9 January 1945 — Isley Field, Saipan, Mariana Islands
Walter Roland Young while at the University of Oklahoma, was named the outstanding Army Reserve Officers Training Corps cadet during a six-week summer course at Fort Sill in 1939. He enlisted as an Aviation Cadet in the Army Air Corps on 1 January 1941 at Oklahoma City, Oklahoma. Completed military ground school and preliminary flight training at the Spartan School of Aeronautics in Tulsa. Then completed primary flight training at Brooks Field and basic flight training at Randolph Field in San Antonio before earning his wings on 15 August 1941, and was commissioned a 2nd Lieutenant in the Army Air Forces.
Flew the North American single-engine O-47A with the 118th Observation Squadron, 66th Observation Group stationed at Jacksonville Army Air Base, Florida. Graduated from advanced multi-engine training and flew the Lockheed twin-engine B-34 on anti-submarine patrols while assigned to the 433rd Bomb Squadron, 45th Bomb Group stationed at Galveston Army Air Field, Texas.
Served one tour of duty in Europe on B-24 Liberators and volunteered for the B-29 Program.
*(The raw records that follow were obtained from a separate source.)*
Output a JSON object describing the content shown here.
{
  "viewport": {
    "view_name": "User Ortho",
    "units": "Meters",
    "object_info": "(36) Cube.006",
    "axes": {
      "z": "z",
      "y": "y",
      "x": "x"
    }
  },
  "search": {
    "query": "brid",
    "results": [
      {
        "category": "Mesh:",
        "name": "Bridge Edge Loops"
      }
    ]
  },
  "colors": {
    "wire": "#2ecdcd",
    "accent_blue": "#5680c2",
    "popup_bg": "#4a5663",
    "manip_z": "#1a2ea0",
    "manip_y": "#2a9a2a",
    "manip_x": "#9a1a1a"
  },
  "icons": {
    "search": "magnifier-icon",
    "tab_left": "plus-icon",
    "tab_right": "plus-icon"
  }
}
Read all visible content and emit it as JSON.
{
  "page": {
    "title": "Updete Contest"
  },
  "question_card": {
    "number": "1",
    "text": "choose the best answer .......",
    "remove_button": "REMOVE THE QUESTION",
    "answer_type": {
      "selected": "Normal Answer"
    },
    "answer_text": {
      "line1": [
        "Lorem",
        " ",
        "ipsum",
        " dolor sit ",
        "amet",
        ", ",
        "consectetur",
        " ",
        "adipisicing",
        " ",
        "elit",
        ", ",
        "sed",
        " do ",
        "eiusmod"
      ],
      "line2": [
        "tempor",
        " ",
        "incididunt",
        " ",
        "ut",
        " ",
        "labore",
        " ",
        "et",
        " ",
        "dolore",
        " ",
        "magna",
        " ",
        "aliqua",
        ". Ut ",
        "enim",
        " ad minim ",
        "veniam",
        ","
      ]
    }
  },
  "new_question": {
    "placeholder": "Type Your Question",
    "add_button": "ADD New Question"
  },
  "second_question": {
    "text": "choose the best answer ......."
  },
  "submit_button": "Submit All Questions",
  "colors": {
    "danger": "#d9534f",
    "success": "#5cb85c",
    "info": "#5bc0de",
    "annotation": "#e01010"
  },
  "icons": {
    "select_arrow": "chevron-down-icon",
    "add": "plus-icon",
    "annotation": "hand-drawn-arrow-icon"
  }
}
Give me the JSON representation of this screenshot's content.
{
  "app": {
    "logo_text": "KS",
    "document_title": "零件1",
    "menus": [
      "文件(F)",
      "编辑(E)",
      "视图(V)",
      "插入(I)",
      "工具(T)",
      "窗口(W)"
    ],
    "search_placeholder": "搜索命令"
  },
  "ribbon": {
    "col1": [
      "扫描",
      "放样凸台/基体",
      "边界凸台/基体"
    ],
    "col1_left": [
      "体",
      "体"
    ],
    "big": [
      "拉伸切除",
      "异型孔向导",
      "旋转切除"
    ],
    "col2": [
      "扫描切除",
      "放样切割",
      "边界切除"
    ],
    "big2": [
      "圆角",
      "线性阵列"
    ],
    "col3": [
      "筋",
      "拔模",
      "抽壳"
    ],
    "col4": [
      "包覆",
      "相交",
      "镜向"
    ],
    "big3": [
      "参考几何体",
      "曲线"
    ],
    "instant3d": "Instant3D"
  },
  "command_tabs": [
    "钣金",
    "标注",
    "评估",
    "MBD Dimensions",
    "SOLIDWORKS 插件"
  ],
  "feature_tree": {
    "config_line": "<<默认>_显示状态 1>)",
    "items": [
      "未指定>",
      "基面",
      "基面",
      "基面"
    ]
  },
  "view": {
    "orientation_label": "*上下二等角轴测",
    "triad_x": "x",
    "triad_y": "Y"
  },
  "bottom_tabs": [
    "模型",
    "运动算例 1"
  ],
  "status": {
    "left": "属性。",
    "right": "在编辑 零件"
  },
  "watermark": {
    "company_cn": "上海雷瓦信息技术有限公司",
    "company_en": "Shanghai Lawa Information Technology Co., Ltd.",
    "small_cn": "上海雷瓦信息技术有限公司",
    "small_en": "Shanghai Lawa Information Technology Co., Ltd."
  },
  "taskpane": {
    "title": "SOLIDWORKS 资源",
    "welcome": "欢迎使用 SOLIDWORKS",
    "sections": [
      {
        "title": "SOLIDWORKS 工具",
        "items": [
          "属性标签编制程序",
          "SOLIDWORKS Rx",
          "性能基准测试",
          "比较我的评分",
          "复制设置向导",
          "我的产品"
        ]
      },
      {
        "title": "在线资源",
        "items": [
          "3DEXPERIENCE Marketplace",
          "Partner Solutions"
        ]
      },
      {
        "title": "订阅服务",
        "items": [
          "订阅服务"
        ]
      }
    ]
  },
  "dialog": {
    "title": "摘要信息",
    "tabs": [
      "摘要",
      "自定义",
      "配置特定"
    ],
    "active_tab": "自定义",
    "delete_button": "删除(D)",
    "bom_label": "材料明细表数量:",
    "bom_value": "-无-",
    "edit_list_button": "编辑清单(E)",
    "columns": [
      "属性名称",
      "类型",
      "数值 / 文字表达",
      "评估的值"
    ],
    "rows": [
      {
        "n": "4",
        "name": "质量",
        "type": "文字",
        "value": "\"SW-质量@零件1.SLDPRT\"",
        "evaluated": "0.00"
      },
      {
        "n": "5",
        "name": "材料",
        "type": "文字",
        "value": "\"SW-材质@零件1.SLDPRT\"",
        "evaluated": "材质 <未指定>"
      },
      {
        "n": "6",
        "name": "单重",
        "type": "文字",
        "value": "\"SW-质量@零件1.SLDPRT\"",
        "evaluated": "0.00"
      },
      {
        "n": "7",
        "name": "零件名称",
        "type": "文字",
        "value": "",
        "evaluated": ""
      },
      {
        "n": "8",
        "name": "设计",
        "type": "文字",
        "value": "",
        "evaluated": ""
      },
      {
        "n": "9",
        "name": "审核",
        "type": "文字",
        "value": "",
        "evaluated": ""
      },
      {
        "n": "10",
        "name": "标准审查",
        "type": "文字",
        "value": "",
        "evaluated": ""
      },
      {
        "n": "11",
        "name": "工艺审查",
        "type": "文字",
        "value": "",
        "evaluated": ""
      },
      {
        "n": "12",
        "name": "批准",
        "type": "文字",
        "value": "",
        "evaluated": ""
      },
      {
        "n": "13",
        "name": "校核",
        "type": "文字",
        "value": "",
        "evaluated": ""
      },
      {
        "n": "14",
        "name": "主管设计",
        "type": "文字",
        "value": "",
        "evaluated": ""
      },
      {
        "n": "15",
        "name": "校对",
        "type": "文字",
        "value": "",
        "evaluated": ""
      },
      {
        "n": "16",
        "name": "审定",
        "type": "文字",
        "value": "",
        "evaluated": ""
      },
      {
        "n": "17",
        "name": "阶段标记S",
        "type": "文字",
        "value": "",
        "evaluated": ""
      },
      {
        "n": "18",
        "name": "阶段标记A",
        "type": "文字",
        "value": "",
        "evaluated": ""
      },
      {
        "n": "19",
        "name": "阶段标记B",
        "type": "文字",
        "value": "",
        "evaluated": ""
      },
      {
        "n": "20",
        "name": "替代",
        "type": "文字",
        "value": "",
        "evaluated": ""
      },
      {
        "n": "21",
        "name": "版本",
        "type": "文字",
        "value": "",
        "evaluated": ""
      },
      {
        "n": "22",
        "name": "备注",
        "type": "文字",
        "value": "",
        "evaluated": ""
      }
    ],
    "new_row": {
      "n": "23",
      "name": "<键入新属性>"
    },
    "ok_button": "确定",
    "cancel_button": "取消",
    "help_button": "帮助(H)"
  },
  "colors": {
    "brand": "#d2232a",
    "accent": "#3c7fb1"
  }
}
Was selected to command “Crew A-5” during B-29 aircraft transition and combat crew training at Pratt Army Air Field, Kansas.
In September 1944, deployed to the Central Pacific Theatre of Operations and was assigned to 20th Air Force, XXI Bomber Command, 73rd Bomb Wing, 497th Bombardment Group, 869th Bomb Squadron stationed at Isley Field on Saipan in the Mariana Islands.
On 9 January 1945, he flew in the left seat as the Airplane Command Pilot aboard a Boeing B-29 Superfortress nicknamed “Waddy’s Wagon” (Serial #42-24598) Tail Code: A-Square-5.
It was one of 72 aircraft launched in a multi-group formation to bombard the Musashino Aircraft Works and Nakajima Aircraft Engine Factory near Tokyo, Japan. After the bomb run, his aircraft was last sighted 10 miles east of Choshi Point off mainland Japan at 27,000 feet and descending to provide protection to B-29 A-Square-46 which was under attack from 15 Nakajima Ki-44 “Tojo” fighter planes.
He was killed when his aircraft was forced to ditch at a geographic location of approximately 34 degrees North and 143 degrees East. The next day a B-17 “Dumbo” search plane was dispatched to the area, but no wreckage or survivors were ever found. He was declared KIA one year later.